咨询个硬盘 smartd 工具的问题.

查看 21|回复 0
作者:kyonn   
安装 smartd 工具后, 主板上插入一块 Current_Pending_Sector 报错的硬盘, smartd 无法上报错误, 不会发送邮件.
已经排查如下几个方面:
[ol]
  • smartd.conf 中使用 -M test 参数测试过, 邮件发送功能是正常的.
  • 确认是 smartd 运行 short test 时, 虽然读到 Current_Pending_Sector 异常, 没有触发异常流程, 没有触发邮件发送.
  • 这块坏硬盘之前在 OMV5 上能正确识别并发送告警邮件. 现在更换到新主板了, 操作系统是 debian12.
    [/ol]
    /etc/smartd.conf
    /dev/sdd -a -o on -S on -n standby,q -T permissive -s (S/../.././09|L/../01/./04) -W 0,50,55 -m [email protected] -M exec /usr/share/smartmontools/smartd-runner
    smartd 运行 short test 时 syslog 的报错信息:
    Jan 22 09:51:19 debian12 smartd[5979]: Device: /dev/sdd [SAT], 8 Currently unreadable (pending) sectors
    Jan 22 09:51:19 debian12 smartd[5979]: Device: /dev/sdd [SAT], 8 Offline uncorrectable sectors
    Jan 22 09:51:19 debian12 smartd[5979]: Device: /dev/sdd [SAT], previous self-test completed with error (read test element)
    Jan 22 09:51:19 debian12 smartd[5979]: Device: /dev/sdd [SAT], Self-Test Log error count increased from 9 to 10
    Jan 22 10:00:01 debian12 CRON[6148]: pam_unix(cron:session): session opened for user root(uid=0) by (uid=0)
    smartctl -l selftest /dev/sdd
    smartctl 7.3 2022-02-28 r5338 [x86_64-linux-6.1.0-17-amd64] (local build)
    Copyright (C) 2002-22, Bruce Allen, Christian Franke, www.smartmontools.org
    === START OF READ SMART DATA SECTION ===
    SMART Self-test log structure revision number 1
    Num  Test_Description    Status                  Remaining  LifeTime(hours)  LBA_of_first_error
    # 1  Short offline       Completed: read failure       90%     21653         792577336
    # 2  Short offline       Completed: read failure       90%     21647         792577336
    # 3  Short offline       Completed: read failure       90%     21645         792577336
    # 4  Short offline       Completed: read failure       90%     21644         792577336
    # 5  Short offline       Completed: read failure       90%     21642         792577336
    # 6  Short offline       Completed: read failure       90%     21639         792577336
    # 7  Extended offline    Completed: read failure       90%     21639         792577336
    # 8  Short offline       Completed: read failure       90%     21639         792577336
    # 9  Short offline       Completed: read failure       90%     21586         792577336
    有没有配置过 smartd 的大佬给个排查思路, 或者推荐别的类似软件, 能提供类似 omv 的 smart 监控和邮件推送功能. 整个 omv 太重了, 不想再安装.
    完整命令信息: smartctl -a /dev/sdd
    smartctl 7.3 2022-02-28 r5338 [x86_64-linux-6.1.0-17-amd64] (local build)

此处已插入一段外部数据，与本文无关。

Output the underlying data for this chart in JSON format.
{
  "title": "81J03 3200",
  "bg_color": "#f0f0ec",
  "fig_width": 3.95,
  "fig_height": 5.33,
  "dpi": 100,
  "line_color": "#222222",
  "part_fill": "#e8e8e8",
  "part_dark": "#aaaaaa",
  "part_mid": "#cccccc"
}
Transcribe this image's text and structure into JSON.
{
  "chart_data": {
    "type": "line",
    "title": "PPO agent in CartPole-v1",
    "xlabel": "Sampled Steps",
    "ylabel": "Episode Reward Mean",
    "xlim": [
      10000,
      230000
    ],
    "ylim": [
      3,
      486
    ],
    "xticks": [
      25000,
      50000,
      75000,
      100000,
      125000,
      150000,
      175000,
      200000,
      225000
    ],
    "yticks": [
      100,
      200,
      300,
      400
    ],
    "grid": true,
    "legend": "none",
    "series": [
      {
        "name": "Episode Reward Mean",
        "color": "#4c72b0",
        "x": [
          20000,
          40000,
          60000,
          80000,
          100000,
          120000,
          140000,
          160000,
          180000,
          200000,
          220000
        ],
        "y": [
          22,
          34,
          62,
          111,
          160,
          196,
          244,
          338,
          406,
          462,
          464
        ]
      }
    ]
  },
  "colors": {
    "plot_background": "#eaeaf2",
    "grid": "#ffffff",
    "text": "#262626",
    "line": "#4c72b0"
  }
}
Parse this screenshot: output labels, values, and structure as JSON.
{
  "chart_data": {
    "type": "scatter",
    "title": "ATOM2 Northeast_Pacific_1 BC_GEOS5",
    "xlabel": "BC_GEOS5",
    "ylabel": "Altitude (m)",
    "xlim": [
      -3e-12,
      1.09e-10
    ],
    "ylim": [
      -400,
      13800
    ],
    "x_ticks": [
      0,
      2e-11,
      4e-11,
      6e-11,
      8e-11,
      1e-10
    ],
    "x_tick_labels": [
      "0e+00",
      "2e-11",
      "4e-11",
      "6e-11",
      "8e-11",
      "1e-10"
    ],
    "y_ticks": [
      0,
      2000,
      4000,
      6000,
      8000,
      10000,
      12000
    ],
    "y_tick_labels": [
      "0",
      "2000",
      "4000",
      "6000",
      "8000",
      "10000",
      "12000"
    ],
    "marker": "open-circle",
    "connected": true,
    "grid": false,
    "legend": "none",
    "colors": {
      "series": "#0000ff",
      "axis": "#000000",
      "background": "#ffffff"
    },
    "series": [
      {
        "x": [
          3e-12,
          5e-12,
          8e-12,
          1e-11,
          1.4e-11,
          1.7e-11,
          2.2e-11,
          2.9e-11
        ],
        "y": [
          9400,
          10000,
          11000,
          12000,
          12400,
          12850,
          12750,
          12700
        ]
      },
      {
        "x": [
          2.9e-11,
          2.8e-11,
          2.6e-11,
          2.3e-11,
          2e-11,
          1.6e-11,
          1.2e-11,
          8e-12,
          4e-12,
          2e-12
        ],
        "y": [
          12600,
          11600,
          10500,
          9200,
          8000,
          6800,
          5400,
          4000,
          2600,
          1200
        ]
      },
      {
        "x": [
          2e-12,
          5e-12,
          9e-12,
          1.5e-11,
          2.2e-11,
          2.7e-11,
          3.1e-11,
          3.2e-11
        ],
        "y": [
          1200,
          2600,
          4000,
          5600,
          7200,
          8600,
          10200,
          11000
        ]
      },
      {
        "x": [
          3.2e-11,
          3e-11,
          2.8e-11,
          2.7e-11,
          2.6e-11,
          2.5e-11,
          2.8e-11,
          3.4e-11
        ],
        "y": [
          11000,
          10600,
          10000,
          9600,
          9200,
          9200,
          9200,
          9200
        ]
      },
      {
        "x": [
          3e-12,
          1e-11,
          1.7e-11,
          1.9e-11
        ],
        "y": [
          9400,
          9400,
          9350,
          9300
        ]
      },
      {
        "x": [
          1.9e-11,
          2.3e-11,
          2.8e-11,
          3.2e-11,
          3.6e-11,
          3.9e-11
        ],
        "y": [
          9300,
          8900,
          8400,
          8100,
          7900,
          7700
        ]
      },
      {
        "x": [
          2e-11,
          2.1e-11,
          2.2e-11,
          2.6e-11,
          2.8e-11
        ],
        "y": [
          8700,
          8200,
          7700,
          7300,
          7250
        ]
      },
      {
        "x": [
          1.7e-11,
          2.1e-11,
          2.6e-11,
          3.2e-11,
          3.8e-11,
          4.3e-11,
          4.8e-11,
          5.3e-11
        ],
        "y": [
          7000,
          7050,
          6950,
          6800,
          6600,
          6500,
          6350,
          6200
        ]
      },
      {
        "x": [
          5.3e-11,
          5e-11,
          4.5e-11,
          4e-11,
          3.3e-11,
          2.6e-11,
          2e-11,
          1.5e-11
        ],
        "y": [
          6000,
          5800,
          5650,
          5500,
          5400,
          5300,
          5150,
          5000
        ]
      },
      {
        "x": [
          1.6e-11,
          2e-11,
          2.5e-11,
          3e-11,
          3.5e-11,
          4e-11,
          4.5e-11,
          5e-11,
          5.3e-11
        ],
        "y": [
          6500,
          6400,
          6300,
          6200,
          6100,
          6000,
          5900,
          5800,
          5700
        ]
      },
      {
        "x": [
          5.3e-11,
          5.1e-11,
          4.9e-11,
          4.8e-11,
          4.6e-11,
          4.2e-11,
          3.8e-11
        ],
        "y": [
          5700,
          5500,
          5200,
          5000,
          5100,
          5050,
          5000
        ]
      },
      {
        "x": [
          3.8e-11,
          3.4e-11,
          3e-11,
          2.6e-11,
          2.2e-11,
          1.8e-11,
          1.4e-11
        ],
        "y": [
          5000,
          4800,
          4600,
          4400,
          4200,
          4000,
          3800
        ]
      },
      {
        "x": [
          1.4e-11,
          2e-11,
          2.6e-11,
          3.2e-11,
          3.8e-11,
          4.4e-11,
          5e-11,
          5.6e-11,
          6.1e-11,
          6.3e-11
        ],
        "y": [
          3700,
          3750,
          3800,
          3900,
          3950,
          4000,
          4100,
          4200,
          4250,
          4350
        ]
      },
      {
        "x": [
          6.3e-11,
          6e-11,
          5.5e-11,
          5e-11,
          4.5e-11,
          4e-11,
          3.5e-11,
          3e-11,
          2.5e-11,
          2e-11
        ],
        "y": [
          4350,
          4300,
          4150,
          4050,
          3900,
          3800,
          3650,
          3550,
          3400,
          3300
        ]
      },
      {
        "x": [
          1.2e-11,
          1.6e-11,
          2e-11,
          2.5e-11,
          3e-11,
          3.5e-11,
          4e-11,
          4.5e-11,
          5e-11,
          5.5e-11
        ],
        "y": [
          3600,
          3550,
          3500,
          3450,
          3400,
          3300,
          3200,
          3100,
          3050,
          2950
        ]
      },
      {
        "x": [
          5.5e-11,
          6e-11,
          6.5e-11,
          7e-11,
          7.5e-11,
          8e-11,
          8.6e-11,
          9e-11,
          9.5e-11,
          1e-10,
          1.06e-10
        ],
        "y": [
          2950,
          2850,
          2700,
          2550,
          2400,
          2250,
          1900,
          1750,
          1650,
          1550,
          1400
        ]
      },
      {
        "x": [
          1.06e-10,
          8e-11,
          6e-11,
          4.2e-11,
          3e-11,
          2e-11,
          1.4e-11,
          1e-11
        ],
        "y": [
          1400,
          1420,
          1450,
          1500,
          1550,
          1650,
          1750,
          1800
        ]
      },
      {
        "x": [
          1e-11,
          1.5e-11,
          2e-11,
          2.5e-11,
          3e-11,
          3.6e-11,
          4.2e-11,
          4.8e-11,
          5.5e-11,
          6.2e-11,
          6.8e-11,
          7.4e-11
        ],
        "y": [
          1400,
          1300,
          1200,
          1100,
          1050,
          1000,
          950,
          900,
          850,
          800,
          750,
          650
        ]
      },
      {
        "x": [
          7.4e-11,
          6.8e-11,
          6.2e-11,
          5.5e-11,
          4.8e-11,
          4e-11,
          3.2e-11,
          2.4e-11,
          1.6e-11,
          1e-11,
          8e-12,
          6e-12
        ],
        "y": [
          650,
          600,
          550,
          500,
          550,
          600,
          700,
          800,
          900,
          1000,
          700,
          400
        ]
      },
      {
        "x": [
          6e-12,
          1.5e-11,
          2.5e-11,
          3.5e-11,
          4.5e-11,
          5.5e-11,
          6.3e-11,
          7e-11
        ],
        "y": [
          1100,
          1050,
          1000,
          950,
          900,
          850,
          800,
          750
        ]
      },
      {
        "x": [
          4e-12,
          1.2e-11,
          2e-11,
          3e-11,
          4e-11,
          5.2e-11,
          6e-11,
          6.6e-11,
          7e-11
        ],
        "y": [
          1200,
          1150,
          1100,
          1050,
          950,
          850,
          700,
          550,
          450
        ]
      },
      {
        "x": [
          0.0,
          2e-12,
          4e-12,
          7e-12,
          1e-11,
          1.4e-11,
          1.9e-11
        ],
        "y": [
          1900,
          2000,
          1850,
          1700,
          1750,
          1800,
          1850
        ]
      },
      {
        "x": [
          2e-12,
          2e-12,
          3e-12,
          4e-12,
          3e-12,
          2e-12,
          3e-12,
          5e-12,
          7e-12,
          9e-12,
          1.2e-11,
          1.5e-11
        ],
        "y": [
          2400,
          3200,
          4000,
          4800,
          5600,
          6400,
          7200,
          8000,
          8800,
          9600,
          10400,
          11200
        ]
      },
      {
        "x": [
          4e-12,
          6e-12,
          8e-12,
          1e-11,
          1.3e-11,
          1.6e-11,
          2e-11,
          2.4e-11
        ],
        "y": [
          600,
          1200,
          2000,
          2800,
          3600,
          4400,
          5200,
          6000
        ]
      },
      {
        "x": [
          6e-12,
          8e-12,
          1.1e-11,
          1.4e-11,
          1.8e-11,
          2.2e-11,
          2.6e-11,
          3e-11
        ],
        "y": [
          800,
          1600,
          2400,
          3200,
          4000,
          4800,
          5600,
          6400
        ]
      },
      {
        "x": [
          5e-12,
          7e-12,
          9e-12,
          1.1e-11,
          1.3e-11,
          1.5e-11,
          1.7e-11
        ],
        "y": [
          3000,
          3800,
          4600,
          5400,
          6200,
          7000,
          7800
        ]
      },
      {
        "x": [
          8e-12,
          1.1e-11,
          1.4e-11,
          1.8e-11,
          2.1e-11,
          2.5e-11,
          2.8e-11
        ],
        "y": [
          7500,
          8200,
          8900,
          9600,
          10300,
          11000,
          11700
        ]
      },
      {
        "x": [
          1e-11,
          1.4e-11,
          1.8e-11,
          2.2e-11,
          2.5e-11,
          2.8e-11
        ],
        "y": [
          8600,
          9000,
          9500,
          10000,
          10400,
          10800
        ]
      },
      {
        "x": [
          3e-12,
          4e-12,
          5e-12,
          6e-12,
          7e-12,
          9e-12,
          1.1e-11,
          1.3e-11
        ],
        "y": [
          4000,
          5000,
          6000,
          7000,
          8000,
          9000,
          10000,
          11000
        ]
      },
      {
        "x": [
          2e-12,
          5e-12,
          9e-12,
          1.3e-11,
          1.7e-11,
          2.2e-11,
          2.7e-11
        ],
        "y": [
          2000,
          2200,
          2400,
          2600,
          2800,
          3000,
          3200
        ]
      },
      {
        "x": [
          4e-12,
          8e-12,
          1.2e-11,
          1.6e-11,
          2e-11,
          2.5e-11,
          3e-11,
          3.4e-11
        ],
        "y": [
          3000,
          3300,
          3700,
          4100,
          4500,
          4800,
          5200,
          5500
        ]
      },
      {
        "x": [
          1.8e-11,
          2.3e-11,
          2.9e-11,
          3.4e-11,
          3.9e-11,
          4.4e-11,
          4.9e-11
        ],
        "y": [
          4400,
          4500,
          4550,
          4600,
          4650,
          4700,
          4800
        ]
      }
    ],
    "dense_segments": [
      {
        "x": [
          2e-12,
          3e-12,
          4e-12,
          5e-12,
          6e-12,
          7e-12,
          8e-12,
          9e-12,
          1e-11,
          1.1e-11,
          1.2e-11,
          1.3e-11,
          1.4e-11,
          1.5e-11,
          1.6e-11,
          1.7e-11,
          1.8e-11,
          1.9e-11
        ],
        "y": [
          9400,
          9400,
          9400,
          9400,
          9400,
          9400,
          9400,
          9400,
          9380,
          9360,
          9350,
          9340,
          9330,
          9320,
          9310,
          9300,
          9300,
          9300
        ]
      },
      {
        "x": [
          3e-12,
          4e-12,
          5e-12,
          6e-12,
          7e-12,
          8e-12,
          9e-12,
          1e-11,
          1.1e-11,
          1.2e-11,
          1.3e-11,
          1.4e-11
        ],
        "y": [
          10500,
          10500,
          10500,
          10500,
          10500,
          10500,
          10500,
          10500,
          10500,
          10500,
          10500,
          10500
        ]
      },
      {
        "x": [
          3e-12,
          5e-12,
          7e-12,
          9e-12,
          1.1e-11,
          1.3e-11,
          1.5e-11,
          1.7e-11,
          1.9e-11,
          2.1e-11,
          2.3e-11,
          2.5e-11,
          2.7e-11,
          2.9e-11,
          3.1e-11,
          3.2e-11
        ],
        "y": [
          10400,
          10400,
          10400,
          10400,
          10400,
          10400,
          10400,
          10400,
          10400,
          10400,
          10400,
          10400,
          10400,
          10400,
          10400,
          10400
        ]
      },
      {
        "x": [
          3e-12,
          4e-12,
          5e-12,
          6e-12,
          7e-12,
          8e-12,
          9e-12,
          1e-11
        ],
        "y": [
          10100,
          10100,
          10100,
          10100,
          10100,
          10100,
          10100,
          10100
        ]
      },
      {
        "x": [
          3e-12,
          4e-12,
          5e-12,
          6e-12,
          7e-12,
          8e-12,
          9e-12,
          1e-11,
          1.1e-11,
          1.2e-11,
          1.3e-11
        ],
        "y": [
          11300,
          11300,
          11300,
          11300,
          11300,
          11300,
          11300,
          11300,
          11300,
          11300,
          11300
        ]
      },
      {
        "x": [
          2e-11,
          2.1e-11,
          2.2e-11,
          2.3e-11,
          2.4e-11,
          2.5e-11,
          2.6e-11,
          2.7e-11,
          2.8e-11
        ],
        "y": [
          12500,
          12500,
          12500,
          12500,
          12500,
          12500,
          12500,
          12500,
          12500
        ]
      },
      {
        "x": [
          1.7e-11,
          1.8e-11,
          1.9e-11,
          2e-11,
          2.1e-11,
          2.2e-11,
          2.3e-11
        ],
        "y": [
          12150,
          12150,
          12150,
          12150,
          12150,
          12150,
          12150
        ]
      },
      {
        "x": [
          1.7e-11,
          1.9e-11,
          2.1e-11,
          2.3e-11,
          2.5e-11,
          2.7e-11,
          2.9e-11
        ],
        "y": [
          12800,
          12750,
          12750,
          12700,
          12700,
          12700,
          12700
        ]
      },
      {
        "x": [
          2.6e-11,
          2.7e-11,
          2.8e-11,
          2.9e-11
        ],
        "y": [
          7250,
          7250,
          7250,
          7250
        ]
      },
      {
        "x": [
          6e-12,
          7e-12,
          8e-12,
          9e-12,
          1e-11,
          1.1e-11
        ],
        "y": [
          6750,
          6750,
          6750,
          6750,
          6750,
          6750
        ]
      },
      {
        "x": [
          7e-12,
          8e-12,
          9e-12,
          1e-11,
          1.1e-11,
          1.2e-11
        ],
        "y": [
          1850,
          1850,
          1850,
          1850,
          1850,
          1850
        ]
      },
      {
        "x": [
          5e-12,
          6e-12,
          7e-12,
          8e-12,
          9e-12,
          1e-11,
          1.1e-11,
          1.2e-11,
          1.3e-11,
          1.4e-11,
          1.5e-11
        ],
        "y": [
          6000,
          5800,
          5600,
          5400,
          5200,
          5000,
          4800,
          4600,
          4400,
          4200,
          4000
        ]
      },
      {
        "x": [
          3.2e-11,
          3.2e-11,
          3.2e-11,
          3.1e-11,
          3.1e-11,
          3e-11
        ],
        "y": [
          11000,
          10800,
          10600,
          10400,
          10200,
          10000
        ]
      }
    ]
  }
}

    Copyright (C) 2002-22, Bruce Allen, Christian Franke, www.smartmontools.org
    === START OF INFORMATION SECTION ===
    Model Family:     Seagate Barracuda 7200.14 (AF)
    Device Model:     ST2000DM001-1ER164
    Serial Number:    W56012C5
    LU WWN Device Id: 5 000c50 09b3a804f
    Firmware Version: CC26
    User Capacity:    2,000,398,934,016 bytes [2.00 TB]
    Sector Sizes:     512 bytes logical, 4096 bytes physical
    Rotation Rate:    7200 rpm
    Form Factor:      3.5 inches
    Device is:        In smartctl database 7.3/5577
    ATA Version is:   ACS-2, ACS-3 T13/2161-D revision 3b
    SATA Version is:  SATA 3.1, 6.0 Gb/s (current: 6.0 Gb/s)
    Local Time is:    Mon Jan 22 10:45:42 2024 CST
    SMART support is: Available - device has SMART capability.
    SMART support is: Enabled
    === START OF READ SMART DATA SECTION ===
    SMART overall-health self-assessment test result: PASSED
    General SMART Values:
    Offline data collection status:  (0x00)        Offline data collection activity
                                            was never started.
                                            Auto Offline Data Collection: Disabled.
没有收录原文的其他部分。